Currently, the Holland Coast Guard station is manned full-time by Chief Adam Smart and Machinery Technician Joshua Sanders. Throughout the summer, the two were joined by Coast Guard reservists at the station on Ottawa Beach Road.
This summer, though, the Holland station will only be manned on Friday, Saturday and Sunday, along with some holidays. Coast Guard members stationed at the Grand Haven station will travel to Holland for those hours of operation, then return to Grand Haven during the week.
The change was not made for any budgetary reasons, Smart said, but rather was an effort by the Coast Guard to find a more efficient way to use its personnel on the Great Lakes. Smart said the Holland Coast Guard station was always budgeted to only have staff respond to a water request during the weekend, but that he and Sanders considered themselves always “on call” in the case of an overnight weekday emergency. Over the summer, the Holland station would receive summer reserve members that worked two day-shifts.
“With that one person there Monday through Friday, we could operate the boat overnight with me and Josh if we needed to,” Smart said. “It just so happens that he and I lived close enough to do that, but it was always above and beyond what the expectation was for Station Holland. It was always just a weekend-only operation.”
Smart, who has been in Holland since 2016, is leaving May 25 and will return to the Coast Guard station in Boothbay Harbor, Maine. Sanders will be transferred to Hawaii. After that, the Holland Coast Guard Station will be considered a “station small,” rather than a full-time operation.
“We’ll be down there on major holidays and weekends,” said Kyle Thomas, Grand Haven Coast Guard executive petty officer. “Any time the (Holland) Coast Guard vessel there isn’t actively manned, we’ll be responding from Grand Haven.
“Grand Haven is basically in control of Station Small Holland. The vessels out of Grand Haven and they’re very quick to get down there.”
While Smart said he’s never personally made the trip from Grand Haven to Holland in a Coast Guard vessel, he thinks the response time to an emergency on the water would only vary slightly if a boat is coming from Grand Haven compared to Holland.
“The response time from Grand Haven versus the normal response time is a hard thing to comment on, but I would imagine that it’s probably only a little different,” he said. “If it was mid-day during the week, obviously our response time was short because we were right there. Now during the week, it’s important for people in the water to understand that response is coming from Grand Haven.”
The Ottawa County Sheriff’s Office marine division, which has an office inside the Holland Coast Guard station, will still be docking its Holland rescue boat at the Coast Guard’s dock like normal. The sheriff’s office will not be adding extra marine patrols in Holland to pick up any weekday slack.
“We’re not doing anything different,” said Marine Division Sgt. Dean DeVries. “We have access to the building and the boats, so it will be status quo for us. It’s going to be a little strange not having the (Coast Guard) around.”

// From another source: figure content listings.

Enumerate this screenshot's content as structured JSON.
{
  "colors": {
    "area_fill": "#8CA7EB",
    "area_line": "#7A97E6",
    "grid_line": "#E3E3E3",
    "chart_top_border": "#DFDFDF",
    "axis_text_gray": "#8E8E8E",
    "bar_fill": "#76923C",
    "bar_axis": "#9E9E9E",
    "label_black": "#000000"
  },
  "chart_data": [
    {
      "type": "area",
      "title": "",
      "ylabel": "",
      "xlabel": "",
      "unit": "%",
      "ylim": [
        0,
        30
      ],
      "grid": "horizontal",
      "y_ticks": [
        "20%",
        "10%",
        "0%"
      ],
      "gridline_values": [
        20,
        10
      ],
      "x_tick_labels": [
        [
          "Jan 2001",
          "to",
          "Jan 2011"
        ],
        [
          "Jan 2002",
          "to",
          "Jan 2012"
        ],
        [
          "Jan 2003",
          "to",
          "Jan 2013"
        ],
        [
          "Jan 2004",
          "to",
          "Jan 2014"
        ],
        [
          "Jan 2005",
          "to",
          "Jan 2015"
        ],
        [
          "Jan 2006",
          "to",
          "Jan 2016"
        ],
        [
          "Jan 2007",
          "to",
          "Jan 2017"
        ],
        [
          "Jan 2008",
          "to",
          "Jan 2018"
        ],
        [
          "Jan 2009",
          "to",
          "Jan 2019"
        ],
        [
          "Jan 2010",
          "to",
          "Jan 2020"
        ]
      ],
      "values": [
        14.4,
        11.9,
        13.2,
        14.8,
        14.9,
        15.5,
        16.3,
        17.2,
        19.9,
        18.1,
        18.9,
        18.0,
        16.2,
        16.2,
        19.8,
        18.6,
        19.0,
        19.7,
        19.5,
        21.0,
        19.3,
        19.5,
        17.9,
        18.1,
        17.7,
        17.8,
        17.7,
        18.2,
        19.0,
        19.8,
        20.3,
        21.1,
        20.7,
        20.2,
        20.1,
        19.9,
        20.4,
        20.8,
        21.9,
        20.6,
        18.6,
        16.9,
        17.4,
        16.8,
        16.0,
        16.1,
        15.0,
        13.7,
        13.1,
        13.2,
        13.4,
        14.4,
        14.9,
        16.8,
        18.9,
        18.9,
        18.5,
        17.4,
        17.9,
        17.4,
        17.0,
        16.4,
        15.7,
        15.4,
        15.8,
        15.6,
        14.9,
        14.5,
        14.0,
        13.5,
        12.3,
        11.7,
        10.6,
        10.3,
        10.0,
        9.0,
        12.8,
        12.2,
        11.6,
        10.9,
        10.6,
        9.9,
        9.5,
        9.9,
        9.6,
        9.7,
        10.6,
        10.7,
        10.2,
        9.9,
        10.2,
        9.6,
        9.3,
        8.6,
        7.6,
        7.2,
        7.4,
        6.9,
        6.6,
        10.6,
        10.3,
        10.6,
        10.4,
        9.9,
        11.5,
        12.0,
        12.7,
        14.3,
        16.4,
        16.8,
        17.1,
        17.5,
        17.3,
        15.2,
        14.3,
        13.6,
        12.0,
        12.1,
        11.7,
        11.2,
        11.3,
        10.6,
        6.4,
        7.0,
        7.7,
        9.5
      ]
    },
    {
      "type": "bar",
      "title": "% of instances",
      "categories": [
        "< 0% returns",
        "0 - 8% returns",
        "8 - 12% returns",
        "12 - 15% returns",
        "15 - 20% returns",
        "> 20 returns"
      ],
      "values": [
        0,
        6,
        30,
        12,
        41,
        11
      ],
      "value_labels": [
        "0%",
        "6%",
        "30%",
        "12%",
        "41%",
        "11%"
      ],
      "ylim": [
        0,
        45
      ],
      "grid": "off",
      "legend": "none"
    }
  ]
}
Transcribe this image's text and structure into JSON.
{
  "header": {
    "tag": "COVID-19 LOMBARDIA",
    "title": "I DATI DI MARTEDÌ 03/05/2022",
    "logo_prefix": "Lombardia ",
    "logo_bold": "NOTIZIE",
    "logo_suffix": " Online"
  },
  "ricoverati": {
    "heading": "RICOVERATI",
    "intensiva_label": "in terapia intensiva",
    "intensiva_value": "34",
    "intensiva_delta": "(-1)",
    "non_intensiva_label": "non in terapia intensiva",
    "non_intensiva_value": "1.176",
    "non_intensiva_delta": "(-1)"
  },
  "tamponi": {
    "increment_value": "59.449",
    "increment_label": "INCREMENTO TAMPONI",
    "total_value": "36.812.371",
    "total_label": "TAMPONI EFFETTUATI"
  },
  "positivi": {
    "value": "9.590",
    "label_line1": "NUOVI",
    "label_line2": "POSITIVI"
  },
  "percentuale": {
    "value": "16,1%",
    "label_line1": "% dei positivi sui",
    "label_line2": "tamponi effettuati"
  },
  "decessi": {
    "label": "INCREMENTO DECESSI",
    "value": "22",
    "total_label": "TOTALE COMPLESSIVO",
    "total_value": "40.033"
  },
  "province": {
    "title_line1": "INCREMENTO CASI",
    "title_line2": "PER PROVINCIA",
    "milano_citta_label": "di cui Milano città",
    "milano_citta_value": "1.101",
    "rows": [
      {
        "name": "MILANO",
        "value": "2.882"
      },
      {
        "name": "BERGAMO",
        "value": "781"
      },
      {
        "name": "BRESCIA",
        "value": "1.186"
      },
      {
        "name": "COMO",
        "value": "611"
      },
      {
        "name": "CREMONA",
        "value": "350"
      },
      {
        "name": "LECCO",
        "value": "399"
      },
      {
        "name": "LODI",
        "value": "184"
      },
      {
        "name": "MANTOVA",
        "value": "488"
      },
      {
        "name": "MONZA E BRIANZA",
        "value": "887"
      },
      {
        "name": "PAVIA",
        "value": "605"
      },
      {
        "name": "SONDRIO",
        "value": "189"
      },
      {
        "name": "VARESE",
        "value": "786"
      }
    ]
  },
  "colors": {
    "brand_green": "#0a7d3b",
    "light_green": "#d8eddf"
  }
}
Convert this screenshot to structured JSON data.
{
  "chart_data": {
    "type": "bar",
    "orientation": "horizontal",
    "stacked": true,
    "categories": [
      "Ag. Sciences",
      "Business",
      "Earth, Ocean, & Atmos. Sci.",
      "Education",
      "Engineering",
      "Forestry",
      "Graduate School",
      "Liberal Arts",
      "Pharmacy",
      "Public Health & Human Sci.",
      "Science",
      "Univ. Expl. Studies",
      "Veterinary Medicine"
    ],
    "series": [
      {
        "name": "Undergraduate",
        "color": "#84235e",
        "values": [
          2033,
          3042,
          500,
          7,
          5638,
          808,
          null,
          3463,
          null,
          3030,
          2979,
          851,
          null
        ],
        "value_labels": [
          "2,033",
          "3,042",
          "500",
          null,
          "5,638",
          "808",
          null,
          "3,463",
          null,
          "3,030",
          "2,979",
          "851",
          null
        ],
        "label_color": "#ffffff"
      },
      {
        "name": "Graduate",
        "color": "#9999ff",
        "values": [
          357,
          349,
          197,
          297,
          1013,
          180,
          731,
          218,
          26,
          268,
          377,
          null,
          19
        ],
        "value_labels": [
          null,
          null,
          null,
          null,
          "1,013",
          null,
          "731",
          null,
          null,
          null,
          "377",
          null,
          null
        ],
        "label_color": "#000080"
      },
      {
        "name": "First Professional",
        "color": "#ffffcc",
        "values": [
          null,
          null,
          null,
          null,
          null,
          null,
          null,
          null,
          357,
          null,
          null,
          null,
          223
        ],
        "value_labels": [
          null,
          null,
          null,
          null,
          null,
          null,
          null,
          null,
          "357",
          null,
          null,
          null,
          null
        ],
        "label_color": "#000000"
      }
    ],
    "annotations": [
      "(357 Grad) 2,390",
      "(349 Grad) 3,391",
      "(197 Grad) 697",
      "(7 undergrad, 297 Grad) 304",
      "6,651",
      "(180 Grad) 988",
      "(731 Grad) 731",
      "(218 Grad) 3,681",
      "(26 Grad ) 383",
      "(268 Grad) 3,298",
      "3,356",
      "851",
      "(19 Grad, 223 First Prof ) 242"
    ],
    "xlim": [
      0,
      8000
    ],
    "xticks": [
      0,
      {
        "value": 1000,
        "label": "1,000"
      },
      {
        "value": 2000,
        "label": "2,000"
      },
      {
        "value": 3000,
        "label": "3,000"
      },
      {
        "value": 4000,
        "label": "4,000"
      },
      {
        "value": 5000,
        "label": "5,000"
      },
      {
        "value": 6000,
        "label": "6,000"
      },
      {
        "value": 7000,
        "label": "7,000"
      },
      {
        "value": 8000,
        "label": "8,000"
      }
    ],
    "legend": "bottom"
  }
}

Current Grand Haven Master Chief Justin Olson will also be leaving this summer to go to Sturgeon Bay, Wisconsin. Taking over for Olson following a change of command ceremony on June 22 is Chief Kirk McKay, who held Olson’s position previously.
“Our crews are very familiar with the area, so we’ll be standing by to help,” Thomas said. “There really shouldn’t be too much of an impact.”
Last year, the Muskegon Coast Guard station underwent a similar transition. Grand Haven staff manages the Muskegon station, but that station is staffed throughout the week. Grand Haven now will manage its own station, the Muskegon station and Holland.
“Basically, they’re just looking at a more efficient way to utilize personnel,” Smart said. “We had about 20-something requests for assistance last year, and they really have dwindled down for search and rescue. Grand Haven definitely has more calls for assistance, I’ve always been shocked how few calls we get compared to how much boating traffic we get.”
Smart said a big reason for the lack of water emergencies in Holland is the work of the Holland Coast Guard Auxiliary flotilla, which is a group of non-active Coast Guard members that teach the community about boating safety.
“They do a great job educating the public on safe boating,” Smart said. “The low number of issues in the water, that is because of their efforts.”
Terry Boersen, a member of the Holland Coast Guard Auxiliary, said the Holland station has known about being downgraded to a station small since last year.
“This hasn’t been a secret — we’ve known this since the fall,” Boersen said. “But, people aren’t really going to know until boating season and they say ‘Where’s the Coast Guard?’”
With the changes to personnel, though, Smart said people should be aware the Coast Guard is coming from farther away.
“The Coast Guard will still be out there responding to requests,” he said. “But people need to give the lake the respect that it deserves.”